What had happened was a familiar enough occurrence in urban areas. A local business had sent someone down the road tucking a leaflet under every available windscreen wiper – most of which had ended up on the pavements, as a kind of oversized commercial confetti. And although individual motorists must have been involved in the transfer of the leaflets from windscreen (a private space?) to pavement (a public one), I couldn't help but feel that it was the business that had done the littering. I'd name and shame them, but for the fact that shame wouldn't be forthcoming and naming was what they were after in the first place.

Where do they stand in law I wonder? I've become reconciled to the fact that strangers are entitled to litter my hallway – and that while posting empty pizza cartons and flattened coke tins through my letterbox might be some sort of offence (would it?) it is perfectly legitimate to scatter pizza leaflets and takeaway menus across the floor. But what about the street outside? Does a leaflet actually have to hit the floor before the subtle legal transformation between advertising and litter takes place? Or does tucking it underneath a windscreen wiper count as private delivery? If not you hardly need to be Sherlock Holmes to work out where the buck stops – since getting the buck to stop at a particular address is the point of the exercise in the first place. Litter abatement orders are all very well – a useful crowbar to get a bureaucracy unstuck. But they're really being applied in the wrong place. We need something just as potent to stop the litter being printed and distributed in the first place.

Isn't it time the French dumped some manure?

It was strangely gratifying to learn that the French players had called a training strike in response to anxieties over their World Cup campaign – and not just because it's consoling to have company in misery. If the World Cup is about anything it's surely about the reinforcement of national stereotypes. Most of the commentators understand this – effortlessly hauling out the clichés of German technocratic efficiency and Brazilian rhythmic instinct when describing on-pitch action. But it's heartening to find a team committed to the principle too – ignoring special circumstances and reacting to adversity with the same Gallic verve that a disgruntled farmer or air-traffic controller would employ, should their interests be threatened.

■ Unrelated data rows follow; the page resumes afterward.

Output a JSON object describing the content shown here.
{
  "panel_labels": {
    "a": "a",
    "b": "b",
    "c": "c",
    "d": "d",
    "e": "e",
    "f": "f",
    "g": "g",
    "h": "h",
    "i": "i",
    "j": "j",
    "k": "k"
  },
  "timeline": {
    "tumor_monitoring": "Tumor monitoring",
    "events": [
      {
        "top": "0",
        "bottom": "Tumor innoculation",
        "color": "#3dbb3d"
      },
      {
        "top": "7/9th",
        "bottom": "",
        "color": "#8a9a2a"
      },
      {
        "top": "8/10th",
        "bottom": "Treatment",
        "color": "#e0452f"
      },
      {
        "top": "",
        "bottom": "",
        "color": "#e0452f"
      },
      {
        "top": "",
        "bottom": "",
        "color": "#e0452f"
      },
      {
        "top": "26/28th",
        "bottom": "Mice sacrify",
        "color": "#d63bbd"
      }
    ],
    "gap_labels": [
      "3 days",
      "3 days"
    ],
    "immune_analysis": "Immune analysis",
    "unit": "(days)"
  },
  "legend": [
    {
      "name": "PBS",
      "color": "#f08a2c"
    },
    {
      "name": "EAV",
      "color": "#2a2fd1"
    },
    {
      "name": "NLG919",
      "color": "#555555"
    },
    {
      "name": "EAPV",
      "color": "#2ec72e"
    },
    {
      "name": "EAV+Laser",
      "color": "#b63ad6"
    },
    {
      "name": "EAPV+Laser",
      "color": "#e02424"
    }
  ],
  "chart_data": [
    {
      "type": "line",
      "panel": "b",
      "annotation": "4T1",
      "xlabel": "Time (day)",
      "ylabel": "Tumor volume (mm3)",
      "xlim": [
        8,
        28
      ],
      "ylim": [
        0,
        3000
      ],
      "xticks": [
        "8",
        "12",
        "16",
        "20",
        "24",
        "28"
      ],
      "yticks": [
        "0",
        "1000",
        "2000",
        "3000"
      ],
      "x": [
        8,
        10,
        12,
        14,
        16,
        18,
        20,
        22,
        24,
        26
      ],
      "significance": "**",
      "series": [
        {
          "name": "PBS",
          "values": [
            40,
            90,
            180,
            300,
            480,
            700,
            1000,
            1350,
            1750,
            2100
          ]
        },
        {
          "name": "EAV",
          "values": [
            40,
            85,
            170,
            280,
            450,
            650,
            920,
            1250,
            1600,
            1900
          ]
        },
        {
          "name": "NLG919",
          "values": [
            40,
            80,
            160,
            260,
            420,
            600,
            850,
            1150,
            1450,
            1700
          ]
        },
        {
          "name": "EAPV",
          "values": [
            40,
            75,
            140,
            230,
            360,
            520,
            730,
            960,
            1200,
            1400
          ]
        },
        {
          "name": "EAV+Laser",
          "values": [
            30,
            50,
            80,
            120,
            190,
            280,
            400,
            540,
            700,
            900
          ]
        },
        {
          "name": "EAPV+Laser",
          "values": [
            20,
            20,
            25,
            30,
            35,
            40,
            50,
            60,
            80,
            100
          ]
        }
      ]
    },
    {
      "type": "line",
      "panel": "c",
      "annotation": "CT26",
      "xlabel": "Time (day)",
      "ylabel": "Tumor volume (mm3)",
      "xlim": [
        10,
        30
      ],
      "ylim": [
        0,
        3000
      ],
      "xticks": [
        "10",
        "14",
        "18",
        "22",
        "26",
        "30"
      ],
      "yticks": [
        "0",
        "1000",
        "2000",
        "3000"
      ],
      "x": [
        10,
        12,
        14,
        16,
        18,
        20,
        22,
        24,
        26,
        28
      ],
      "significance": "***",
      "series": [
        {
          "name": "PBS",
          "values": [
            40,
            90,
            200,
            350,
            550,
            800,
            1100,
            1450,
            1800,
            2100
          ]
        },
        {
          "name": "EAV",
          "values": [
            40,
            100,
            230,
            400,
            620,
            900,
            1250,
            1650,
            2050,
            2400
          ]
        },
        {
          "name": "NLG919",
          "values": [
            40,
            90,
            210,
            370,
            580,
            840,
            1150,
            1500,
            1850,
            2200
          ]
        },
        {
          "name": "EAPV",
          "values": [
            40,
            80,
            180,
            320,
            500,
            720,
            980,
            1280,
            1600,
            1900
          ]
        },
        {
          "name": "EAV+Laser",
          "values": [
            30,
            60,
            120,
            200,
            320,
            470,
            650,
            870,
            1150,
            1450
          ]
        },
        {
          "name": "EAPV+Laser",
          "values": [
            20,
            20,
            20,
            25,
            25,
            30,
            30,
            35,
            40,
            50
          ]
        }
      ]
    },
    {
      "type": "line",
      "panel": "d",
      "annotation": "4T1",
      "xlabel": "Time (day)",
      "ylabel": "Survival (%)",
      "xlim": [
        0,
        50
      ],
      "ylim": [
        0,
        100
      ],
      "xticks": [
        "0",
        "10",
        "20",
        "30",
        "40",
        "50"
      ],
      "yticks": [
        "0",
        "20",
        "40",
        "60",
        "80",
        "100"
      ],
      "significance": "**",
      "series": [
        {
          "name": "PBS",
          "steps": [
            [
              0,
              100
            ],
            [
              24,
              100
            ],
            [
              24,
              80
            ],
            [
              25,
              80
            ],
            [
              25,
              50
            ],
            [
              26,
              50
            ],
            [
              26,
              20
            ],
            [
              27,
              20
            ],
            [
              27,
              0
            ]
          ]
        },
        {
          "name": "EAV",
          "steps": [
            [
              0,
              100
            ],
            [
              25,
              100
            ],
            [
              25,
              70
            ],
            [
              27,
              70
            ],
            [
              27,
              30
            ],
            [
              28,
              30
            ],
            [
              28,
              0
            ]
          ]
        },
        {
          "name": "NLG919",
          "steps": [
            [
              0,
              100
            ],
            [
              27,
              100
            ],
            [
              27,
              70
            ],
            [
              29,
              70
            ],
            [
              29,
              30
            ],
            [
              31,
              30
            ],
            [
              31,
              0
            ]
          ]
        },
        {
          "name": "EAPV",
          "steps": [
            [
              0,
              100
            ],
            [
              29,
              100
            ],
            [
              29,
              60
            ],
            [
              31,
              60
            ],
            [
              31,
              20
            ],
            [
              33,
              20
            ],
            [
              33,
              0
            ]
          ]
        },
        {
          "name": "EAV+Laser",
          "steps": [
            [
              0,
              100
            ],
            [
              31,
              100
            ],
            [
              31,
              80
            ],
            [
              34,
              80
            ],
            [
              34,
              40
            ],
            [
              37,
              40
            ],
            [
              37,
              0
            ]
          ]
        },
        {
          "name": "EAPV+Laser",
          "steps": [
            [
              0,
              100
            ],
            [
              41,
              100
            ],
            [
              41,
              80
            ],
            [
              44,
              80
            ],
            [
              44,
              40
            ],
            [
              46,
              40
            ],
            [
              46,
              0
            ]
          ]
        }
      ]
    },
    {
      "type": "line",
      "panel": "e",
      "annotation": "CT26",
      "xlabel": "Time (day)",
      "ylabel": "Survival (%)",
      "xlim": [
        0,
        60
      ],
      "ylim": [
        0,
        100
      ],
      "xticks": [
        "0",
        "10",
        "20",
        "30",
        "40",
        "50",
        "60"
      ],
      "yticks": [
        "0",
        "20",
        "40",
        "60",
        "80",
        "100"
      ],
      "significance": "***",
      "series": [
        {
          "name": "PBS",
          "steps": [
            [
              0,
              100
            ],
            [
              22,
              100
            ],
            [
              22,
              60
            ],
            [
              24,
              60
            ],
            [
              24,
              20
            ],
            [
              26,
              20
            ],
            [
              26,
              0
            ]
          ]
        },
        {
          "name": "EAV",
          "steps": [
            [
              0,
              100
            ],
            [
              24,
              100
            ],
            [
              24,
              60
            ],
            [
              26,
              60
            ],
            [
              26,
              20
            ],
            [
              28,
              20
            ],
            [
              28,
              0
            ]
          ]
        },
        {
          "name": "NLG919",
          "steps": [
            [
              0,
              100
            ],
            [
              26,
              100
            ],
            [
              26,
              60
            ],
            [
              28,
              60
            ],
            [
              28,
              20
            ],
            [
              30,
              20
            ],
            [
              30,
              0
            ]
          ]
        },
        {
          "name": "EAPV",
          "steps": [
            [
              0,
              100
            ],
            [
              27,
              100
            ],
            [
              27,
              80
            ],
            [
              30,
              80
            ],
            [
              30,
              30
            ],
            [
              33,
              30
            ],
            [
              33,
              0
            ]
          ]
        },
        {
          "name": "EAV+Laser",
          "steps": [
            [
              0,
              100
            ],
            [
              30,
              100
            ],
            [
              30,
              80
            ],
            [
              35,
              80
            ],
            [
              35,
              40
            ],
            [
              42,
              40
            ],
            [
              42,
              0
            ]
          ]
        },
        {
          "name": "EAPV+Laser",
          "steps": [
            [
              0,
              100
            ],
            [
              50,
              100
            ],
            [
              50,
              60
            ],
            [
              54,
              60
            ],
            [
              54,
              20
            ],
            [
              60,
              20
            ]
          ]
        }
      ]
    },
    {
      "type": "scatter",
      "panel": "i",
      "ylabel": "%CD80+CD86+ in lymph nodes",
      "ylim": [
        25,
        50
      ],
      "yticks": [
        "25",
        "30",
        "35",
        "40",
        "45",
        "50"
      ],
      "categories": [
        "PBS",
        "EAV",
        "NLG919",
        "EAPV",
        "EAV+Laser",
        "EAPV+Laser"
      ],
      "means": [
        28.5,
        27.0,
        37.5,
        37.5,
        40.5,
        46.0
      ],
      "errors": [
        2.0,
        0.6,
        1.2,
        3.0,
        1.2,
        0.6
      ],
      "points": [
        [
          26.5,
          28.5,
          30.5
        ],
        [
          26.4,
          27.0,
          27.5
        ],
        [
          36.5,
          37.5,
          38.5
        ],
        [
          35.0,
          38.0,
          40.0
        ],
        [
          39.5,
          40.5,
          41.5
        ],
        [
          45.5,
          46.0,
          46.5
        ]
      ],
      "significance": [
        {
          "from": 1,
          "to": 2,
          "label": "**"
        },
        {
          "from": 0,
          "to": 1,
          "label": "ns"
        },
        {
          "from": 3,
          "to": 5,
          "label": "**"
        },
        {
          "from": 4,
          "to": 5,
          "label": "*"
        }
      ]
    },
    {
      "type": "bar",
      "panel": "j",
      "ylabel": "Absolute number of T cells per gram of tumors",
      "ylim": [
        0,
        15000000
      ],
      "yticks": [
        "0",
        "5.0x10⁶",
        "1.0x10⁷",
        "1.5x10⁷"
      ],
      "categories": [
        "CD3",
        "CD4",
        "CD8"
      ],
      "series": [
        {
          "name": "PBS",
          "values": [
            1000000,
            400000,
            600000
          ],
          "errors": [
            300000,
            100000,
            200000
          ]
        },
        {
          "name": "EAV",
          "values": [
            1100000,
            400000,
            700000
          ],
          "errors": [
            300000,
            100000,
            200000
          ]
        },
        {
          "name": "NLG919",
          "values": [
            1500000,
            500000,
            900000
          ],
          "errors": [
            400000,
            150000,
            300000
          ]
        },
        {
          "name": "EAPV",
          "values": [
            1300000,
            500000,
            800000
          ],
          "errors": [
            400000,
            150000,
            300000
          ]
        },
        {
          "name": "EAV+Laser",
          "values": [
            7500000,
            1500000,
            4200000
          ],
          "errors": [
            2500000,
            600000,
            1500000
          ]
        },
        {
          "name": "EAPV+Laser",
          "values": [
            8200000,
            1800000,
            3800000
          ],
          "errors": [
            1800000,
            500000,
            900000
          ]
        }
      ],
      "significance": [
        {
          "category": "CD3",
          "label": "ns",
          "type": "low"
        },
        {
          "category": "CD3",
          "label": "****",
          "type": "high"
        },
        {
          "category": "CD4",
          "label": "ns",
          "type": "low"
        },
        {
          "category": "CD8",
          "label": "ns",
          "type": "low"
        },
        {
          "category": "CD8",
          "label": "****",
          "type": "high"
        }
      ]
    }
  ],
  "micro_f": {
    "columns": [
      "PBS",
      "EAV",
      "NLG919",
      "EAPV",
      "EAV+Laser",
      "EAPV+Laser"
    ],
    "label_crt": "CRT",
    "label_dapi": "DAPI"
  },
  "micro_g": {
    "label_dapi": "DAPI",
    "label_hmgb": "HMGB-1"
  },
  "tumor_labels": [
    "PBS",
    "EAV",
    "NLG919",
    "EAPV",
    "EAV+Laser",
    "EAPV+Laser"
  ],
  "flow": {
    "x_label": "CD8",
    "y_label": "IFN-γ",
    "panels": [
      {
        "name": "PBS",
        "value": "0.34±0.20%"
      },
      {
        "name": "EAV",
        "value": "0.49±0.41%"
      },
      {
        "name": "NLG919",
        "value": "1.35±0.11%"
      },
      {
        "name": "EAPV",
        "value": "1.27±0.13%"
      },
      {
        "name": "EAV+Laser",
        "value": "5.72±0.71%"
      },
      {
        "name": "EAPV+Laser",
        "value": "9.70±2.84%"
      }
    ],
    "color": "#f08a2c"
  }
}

Indeed it would be nice to see the team go further when they take to the field against South Africa: several tons of manure should be dumped on the halfway line and three tractors parked in the French goalmouth as an impromptu blockade. Some might argue that this would inflict needless misery on spectators who'd paid good money for the match, but, as anyone unfortunate enough to be on holiday in France during an industrial dispute would be able to tell you, irritating foreigners is just a kind of Dijon mustard to the dedicated gréviste. As for us – time for a bit of British spirit, the available flavours being Blitz or Dunkirk.

Disneyland of death

Staff at the Staglieno cemetery in Genoa are currently under suspicion of a ghoulish form of recycling – accused of stripping gold fillings and artificial limbs from corpses for their resale value. A local councillor hypothesised that the thefts were due to "psychological degradation" incurred by spending too much time around corpses. But it seems likelier that the staff in question just aren't paid enough – and found it grating that they were getting pennies for sweeping paths in a goldmine. No excuse for their solution, of course, but I have another one.

Everyone but relatives of the Staglieno's residents should be charged admission to this sadly under-exploited touristic resource. The Staglieno is one of the great cemeteries of the world, a Disneyland of wildly ill-judged funerary sculpture (such as the life-size memorial which captures the moment at which an interree was ravished by her top-hatted killer). True it can't boast quite as many celebrity dead as the Père Lachaise. But it makes up for that with an extravagance of melancholy style. It should be as much a fixture of any Italian tour as the Leaning Tower of Pisa and the Uffizi.